Version | Supported |
---|---|
3.x.x | ✅ |
< 2.1 | ❌ |
< 2.x | ❌ |
We take security issues very seriously and appreciate the efforts of security researchers and users in reporting vulnerabilities responsibly. If you believe you have discovered a security vulnerability in our software, please follow the guidelines below to report it:
-
Reporting Process: To report a vulnerability, please send an email to [email protected]. Do not disclose the issue publicly before it has been addressed by our team.
-
Provide Details: In your report, include a detailed description of the vulnerability, including steps to reproduce it and any potential impact it might have.
-
Scope: Please ensure that you only report security vulnerabilities related to the software versions listed as "Supported" in the table above. Issues in unsupported versions will not be eligible for consideration.
-
Response Time: We will make every effort to acknowledge your report within 48 hours of receipt. Our team will then work diligently to verify and validate the reported vulnerability.
-
Resolution Time: The time taken to resolve a vulnerability depends on its complexity and severity.
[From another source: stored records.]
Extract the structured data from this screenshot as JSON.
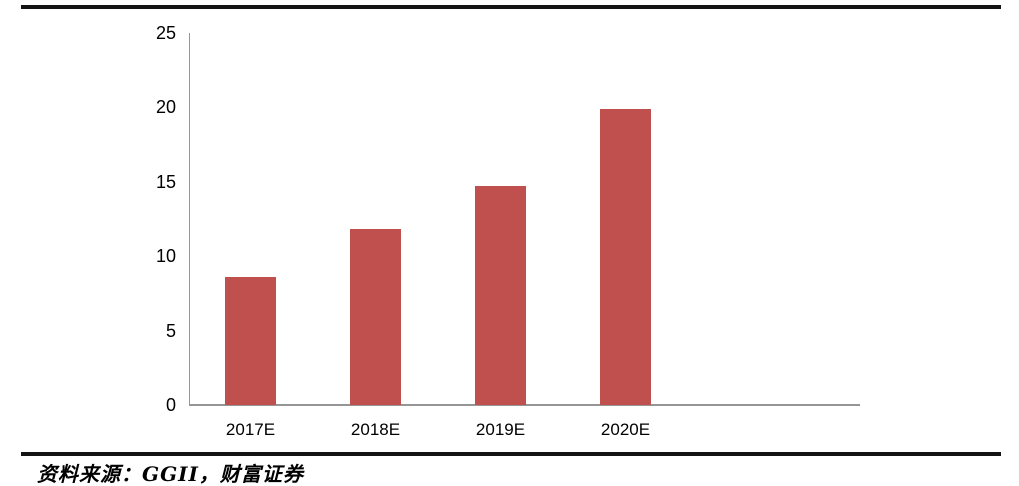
{
  "chart_data": {
    "type": "bar",
    "title": "",
    "xlabel": "",
    "ylabel": "",
    "categories": [
      "2017E",
      "2018E",
      "2019E",
      "2020E"
    ],
    "values": [
      8.6,
      11.8,
      14.7,
      19.9
    ],
    "ylim": [
      0,
      25
    ],
    "yticks": [
      0,
      5,
      10,
      15,
      20,
      25
    ],
    "grid": false,
    "legend_position": "none",
    "bar_color": "#C0504D"
  },
  "source": {
    "text": "资料来源：GGII，财富证券"
  },
  "colors": {
    "bar": "#C0504D",
    "axis": "#969696",
    "rule": "#141414",
    "text": "#000000"
  }
}
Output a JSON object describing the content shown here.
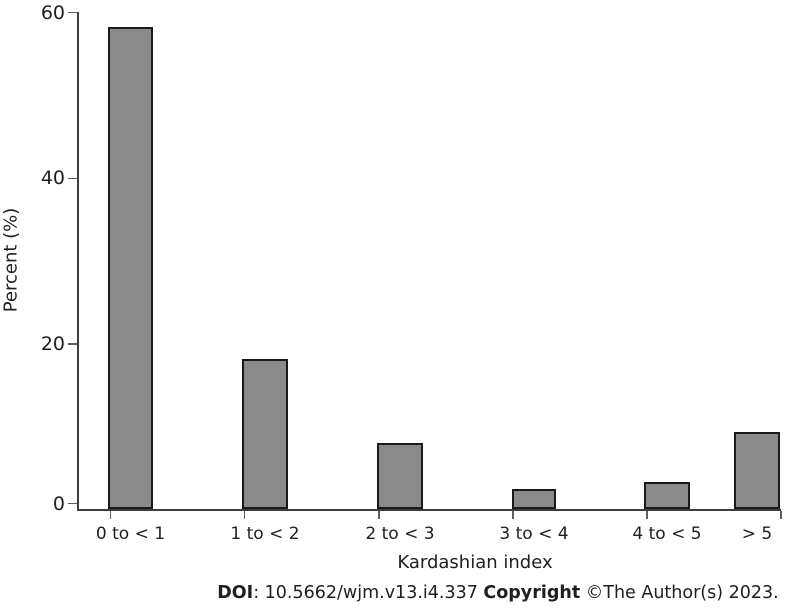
{
  "figure": {
    "y_axis_label": "Percent (%)",
    "x_axis_label": "Kardashian index",
    "caption_segments": [
      {
        "text": "DOI",
        "bold": true
      },
      {
        "text": ": 10.5662/wjm.v13.i4.337 ",
        "bold": false
      },
      {
        "text": "Copyright",
        "bold": true
      },
      {
        "text": " ©The Author(s) 2023.",
        "bold": false
      }
    ]
  },
  "colors": {
    "bar_fill": "#8a8a8a",
    "bar_border": "#1a1a1a",
    "axis_line": "#3d3d3d",
    "tick": "#5f5f5f",
    "text": "#1f1f1f",
    "background": "#ffffff"
  },
  "chart_data": {
    "type": "bar",
    "title": "",
    "categories": [
      "0 to < 1",
      "1 to < 2",
      "2 to < 3",
      "3 to < 4",
      "4 to < 5",
      "> 5"
    ],
    "values": [
      58.3,
      18.2,
      8.0,
      2.5,
      3.3,
      9.4
    ],
    "xlabel": "Kardashian index",
    "ylabel": "Percent (%)",
    "ylim": [
      0,
      60
    ],
    "yticks": [
      0,
      20,
      40,
      60
    ],
    "grid": false,
    "legend": null,
    "bar_style": "single-series gray histogram, outlined bars, ticks at bin edges"
  }
}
We are committed to providing regular updates on the progress and expected resolution timeline.
-
Public Disclosure: We request that you do not publicly disclose the vulnerability until our team has had a reasonable opportunity to address it. After the issue is resolved, we encourage responsible disclosure to allow users to update their systems.
-
Recognition: We acknowledge the efforts of security researchers and users who responsibly report valid security issues. If you wish to be publicly recognized for your contribution, please let us know in your report. However, we will respect your decision if you prefer to remain anonymous.
-
Vulnerability Acceptance/Decline: Our security team will assess the reported vulnerability and notify you of their findings. If the vulnerability is accepted, we will work on a fix and include it in the next appropriate software update. If the vulnerability is declined, we will provide reasons for our decision and offer the opportunity for further discussion.
Thank you for helping us keep our software secure and making it safer for all users. Your cooperation and responsible disclosure are greatly appreciated.
Please note that this security policy is subject to change without notice, so we encourage you to review it periodically.